Sayın Başkan, değerli milletvekilleri; en temel ihtiyaçlara erişimin bile engellendiği, yaşanan ihlallerin tespiti, insan haklarına aykırı keyfî uygulamaların önlenmesi amacıyla Anayasa'nın 98, İç Tüzük'ün 104 ve 105'inci maddeleri uyarınca verdiğimiz araştırma önergesi üzerine söz almış bulunuyorum. Hepinizi sevgi ve saygıyla selamlıyorum.

Şimdi, öncelikle şunu söyleyeyim: Cezaevlerindeki durum gerçekten iyi değil. Bunun sorumlusu ne kadar Hükûmetinizdir, ne kadar Hükûmetinizin merkezî bir kararıyla bunlar uygulanıyor, bunu bilemem ama şunu söyleyeyim: Mevcut cezaevlerinin önemli bir bölümünü siz açtınız ve müjde olarak "Açmaya devam edeceğiz." diyorsunuz. Yüzlerce infaz koruma memurunu, en az 16 cezaevi müdürünü OHAL KHK'leriyle görevden aldınız, yerlerine mülakatlarla yüzlerce kişi atadınız. Neredeyse bütün cezaevi müdürleri sizin döneminizde atandı. Ayrıca, bu dönemde görevlendirilen savcıların büyük bir bölümünün de sizin tarafınızdan atandığını herkes biliyor. Dolayısıyla merkezî bir kararınız olup olmadığına bakılmaksızın, her türlü hak ihlalinden doğrudan Hükûmet olarak sorumlusunuz.

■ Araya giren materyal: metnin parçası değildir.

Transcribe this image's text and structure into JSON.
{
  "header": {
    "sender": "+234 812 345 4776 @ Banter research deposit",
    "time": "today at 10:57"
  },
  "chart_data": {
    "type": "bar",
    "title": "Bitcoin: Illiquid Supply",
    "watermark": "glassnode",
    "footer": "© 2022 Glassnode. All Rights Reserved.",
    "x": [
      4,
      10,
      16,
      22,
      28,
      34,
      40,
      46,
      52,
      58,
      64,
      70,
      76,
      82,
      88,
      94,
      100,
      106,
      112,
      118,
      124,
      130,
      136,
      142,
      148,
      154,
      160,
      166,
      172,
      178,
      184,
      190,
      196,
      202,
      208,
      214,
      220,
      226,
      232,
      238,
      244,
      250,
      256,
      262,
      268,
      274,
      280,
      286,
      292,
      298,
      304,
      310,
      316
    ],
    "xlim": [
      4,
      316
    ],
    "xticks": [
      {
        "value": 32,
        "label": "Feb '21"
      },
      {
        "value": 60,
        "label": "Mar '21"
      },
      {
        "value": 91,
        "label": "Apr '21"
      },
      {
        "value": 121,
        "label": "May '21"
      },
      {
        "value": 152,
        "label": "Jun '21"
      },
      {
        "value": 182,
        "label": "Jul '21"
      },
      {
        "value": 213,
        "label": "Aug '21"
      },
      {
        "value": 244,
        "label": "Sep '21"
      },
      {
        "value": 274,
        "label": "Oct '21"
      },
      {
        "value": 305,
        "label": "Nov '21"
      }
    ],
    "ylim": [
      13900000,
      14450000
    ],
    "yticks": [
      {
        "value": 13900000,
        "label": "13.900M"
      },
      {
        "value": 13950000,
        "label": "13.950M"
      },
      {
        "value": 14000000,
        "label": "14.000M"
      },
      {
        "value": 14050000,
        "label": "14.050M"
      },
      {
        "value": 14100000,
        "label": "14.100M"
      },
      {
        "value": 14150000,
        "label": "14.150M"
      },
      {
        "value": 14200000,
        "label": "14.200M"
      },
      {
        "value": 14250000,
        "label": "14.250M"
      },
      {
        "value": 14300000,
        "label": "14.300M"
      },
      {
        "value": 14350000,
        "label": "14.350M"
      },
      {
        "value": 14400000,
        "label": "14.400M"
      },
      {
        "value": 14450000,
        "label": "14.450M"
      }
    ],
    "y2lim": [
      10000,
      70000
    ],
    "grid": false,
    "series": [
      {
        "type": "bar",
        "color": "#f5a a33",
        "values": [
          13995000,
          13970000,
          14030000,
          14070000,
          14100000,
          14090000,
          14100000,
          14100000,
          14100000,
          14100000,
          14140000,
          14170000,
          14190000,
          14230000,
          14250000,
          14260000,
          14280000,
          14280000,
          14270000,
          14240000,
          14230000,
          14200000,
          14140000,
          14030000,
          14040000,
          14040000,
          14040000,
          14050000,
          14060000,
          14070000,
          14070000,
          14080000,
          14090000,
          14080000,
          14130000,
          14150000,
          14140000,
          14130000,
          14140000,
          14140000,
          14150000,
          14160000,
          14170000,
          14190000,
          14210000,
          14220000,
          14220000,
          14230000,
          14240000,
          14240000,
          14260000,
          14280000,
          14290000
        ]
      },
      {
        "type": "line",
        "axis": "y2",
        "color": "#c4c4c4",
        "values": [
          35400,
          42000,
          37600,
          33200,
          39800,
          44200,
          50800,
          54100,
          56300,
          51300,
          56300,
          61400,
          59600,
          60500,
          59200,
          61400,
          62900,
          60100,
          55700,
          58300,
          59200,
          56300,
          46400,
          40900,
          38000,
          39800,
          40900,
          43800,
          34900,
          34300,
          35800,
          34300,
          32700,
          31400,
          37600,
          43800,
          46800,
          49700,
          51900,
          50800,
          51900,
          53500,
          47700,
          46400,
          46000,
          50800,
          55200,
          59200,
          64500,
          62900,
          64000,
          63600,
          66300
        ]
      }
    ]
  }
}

Ben birkaç cezaevinde yaşanan uygulamaları özetle size aktarmaya çalışacağım. Şimdi, sizi de yüzlerce insan arıyordur ama eminim, sizi arayanların büyük bir bölümü iş için arıyordur. Ama bizi arayan seçmenlerin, yurttaşların büyük bir bölümü uğradıkları haksızlıklar için arıyor. Bakın, ben Patnos Cezaevinde yakınları olan, Elâzığ Cezaevinde yakınları olan, Türkoğlu Cezaevinde yakınları olan, Osmaniye Cezaevinde yakınları olan, Bakırköy, Tekirdağ Cezaevlerinde yakınları olan onlarca, yüzlerce aileyle görüştüm; her seferinde, yerele her gittiğimde yaşadıkları sorunları bize aktarıyorlar. Ne için arıyorlar? Yaşadıkları haksızlıkları, hatta karşılaştıkları işkenceleri paylaşmak için. Bakın, cezaevlerinde 458'i ağır olmak üzere 1.334 hasta mahpus var. Biz bugün bu önergeyi Türkiye Büyük Millet Meclisine sunduk ya, biz Türkiye Büyük Millet Meclisine bu önergeyi sunduktan sonra, Emine Aslan Aydoğan adlı bir mahpus bugün yaşamını yitirdi. Kimdi? Bizim Viranşehir ilçe yöneticimizdi, 2018 yılında aleyhindeki gizli tanık ifadesiyle tutuklandı, 4 ayrı ameliyat geçirdi, on gündür yoğun bakımdaydı ve bugün yaşamını yitirdi, ailesine cenazesi teslim edilecek. Âdeta, hasta mahpusların ölümüne seyirce kalıyorsunuz. Bürokratik engellerle, tartışmalı Adli Tıp Kurumu raporlarıyla insanların yakınlarını cezaevlerinden sadece ceset olarak alabildikleri bir dönem yaşıyoruz. Ben bir iki tane örnek vereceğim ama bakın, bir şey daha söyleyeyim. Cezaevinde annesiyle birlikte kalan 0-6 yaş grubu çocuk sayısı kaç, biliyor musunuz? 780. Kasım 2019 itibarıyla 780 çocuk, annesiyle beraber cezaevinde kalıyor, 10 değil, 100 değil, 200 değil, 300 değil, 780 çocuk. Bu, cezaevlerinde yaşanan dramlardan sadece bir tanesi.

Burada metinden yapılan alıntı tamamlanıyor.